Avoid lifestyle inflation
It is so true that the more we earn, the more we spend. I remember years ago during my first office job as an intern in an accounting firm. A salary of $600 was more than enough for my daily needs, for me to pay for food, transportation, to help out at home, for weekends entertainment, and still had room for shopping as well. There was still a tiny bits of money left at the end of the month, right before pay day. It just was barely enough to save, but it was enough to get by. However throughout the years as I earn more, not only was I not able to save, I find myself running out of money the week before payday and needed to use credit cards to tide me over. There was also always an endless list of things to buy. I needed a new pair of heels, more dresses, the latest gadgets, a new wallet, a new watch, or a new bag.
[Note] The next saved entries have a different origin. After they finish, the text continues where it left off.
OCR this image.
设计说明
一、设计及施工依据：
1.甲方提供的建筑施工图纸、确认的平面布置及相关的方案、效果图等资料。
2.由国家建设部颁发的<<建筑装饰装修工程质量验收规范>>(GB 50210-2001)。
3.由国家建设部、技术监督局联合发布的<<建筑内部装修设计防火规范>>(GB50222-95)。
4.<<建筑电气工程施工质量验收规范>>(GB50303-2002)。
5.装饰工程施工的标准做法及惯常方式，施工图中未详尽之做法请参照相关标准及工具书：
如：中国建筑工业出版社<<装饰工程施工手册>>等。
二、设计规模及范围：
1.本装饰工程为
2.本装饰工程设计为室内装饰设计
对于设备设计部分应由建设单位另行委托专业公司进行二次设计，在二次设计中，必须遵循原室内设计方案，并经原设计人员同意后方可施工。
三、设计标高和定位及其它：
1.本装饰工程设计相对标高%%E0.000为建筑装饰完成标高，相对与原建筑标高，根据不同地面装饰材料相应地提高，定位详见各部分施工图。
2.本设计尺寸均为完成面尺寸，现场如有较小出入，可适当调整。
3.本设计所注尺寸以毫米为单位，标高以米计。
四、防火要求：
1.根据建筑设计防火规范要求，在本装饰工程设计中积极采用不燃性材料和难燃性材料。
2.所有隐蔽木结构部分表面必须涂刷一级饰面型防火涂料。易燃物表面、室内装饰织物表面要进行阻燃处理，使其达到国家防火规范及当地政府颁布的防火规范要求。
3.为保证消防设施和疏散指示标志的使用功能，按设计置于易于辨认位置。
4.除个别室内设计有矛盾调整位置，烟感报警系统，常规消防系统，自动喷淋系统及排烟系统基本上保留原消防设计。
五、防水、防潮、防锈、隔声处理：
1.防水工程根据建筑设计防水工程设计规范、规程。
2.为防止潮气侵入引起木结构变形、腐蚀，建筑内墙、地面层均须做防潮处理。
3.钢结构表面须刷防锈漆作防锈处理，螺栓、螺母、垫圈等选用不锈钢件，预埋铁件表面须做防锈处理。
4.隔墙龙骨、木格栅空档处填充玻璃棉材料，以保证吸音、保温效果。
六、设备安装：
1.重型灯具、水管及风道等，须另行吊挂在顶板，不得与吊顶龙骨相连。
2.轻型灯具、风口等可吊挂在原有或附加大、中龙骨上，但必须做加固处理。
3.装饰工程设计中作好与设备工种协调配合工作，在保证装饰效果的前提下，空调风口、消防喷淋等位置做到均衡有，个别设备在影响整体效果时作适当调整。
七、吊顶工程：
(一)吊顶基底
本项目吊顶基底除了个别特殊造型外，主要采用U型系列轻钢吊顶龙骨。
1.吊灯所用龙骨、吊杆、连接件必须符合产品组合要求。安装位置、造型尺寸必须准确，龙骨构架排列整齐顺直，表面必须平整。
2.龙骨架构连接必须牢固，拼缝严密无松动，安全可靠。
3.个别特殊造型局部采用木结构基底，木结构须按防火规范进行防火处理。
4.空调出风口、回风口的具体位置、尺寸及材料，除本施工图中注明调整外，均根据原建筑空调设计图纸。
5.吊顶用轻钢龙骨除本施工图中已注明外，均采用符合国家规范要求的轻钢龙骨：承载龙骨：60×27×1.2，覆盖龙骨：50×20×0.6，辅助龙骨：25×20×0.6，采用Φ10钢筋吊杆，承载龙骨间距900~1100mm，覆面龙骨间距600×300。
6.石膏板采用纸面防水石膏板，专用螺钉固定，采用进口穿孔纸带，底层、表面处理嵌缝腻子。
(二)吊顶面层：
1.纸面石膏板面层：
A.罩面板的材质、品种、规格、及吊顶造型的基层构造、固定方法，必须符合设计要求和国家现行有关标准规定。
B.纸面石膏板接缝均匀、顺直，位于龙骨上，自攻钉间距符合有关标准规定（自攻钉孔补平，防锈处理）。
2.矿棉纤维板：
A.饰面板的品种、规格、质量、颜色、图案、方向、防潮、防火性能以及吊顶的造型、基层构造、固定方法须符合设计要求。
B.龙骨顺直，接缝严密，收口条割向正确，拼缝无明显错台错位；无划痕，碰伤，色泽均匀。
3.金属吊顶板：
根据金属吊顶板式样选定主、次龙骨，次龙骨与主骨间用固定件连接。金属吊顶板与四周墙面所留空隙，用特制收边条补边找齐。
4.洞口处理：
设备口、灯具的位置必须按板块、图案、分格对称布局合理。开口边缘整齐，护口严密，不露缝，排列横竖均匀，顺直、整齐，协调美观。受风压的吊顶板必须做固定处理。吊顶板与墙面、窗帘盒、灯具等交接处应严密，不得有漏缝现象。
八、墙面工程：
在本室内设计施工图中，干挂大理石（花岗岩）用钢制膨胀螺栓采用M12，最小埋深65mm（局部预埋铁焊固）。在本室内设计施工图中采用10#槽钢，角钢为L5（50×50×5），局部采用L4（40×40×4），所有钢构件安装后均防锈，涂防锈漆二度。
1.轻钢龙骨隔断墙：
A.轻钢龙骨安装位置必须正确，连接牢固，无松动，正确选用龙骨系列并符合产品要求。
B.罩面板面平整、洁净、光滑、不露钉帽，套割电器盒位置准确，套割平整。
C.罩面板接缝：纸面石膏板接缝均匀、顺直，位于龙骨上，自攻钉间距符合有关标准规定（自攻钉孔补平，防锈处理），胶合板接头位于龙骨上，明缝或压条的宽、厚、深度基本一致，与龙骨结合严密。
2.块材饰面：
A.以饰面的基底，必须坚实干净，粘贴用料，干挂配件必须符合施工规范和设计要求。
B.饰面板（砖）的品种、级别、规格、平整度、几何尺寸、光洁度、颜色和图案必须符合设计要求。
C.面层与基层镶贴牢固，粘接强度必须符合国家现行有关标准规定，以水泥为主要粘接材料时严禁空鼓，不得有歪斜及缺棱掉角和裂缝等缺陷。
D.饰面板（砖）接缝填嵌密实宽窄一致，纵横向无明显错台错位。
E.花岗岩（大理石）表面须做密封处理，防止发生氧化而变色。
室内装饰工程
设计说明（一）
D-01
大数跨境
There’s a constant nagging feeling in my stomach that I need to save, but I always tell myself I’ll save the very next month, or when I get my bonus, or when I get the next increment, or after I bought what I wanted. I started work at 20. At 28, not only was I not saving any money, I was in debt. I was better off earning an Intern’s salary than a salary of an Finance Analyst in a private bank. My lifestyle had inflated so much over the years that I didn’t realized it. I hardly stepped foot in hawker centres or coffee shops and always had my meals in restaurants. I bought at least 10 dresses and a pair of heels in a month. I needed to do my nails, do treatment/cut/colour my hair, or do eyelash extensions every single month. In short, I had no control over my money.

Budget and keep track of expenses
It is funny how I have been tracking expenses and doing budgeting for all the companies I worked for, and yet I had never done it for myself until this year. I was so shocked when I looked through old bank statements and credit card bills and realized that I spent over $1,000 a month on food and drinks, and a few hundred dollars on cabs. A budget is useful in so many ways. It sounds like a chore at first, but once it became a habit, all I need is just half an hour a week to update my expenses and see how much I have left for the month, on what I can spend.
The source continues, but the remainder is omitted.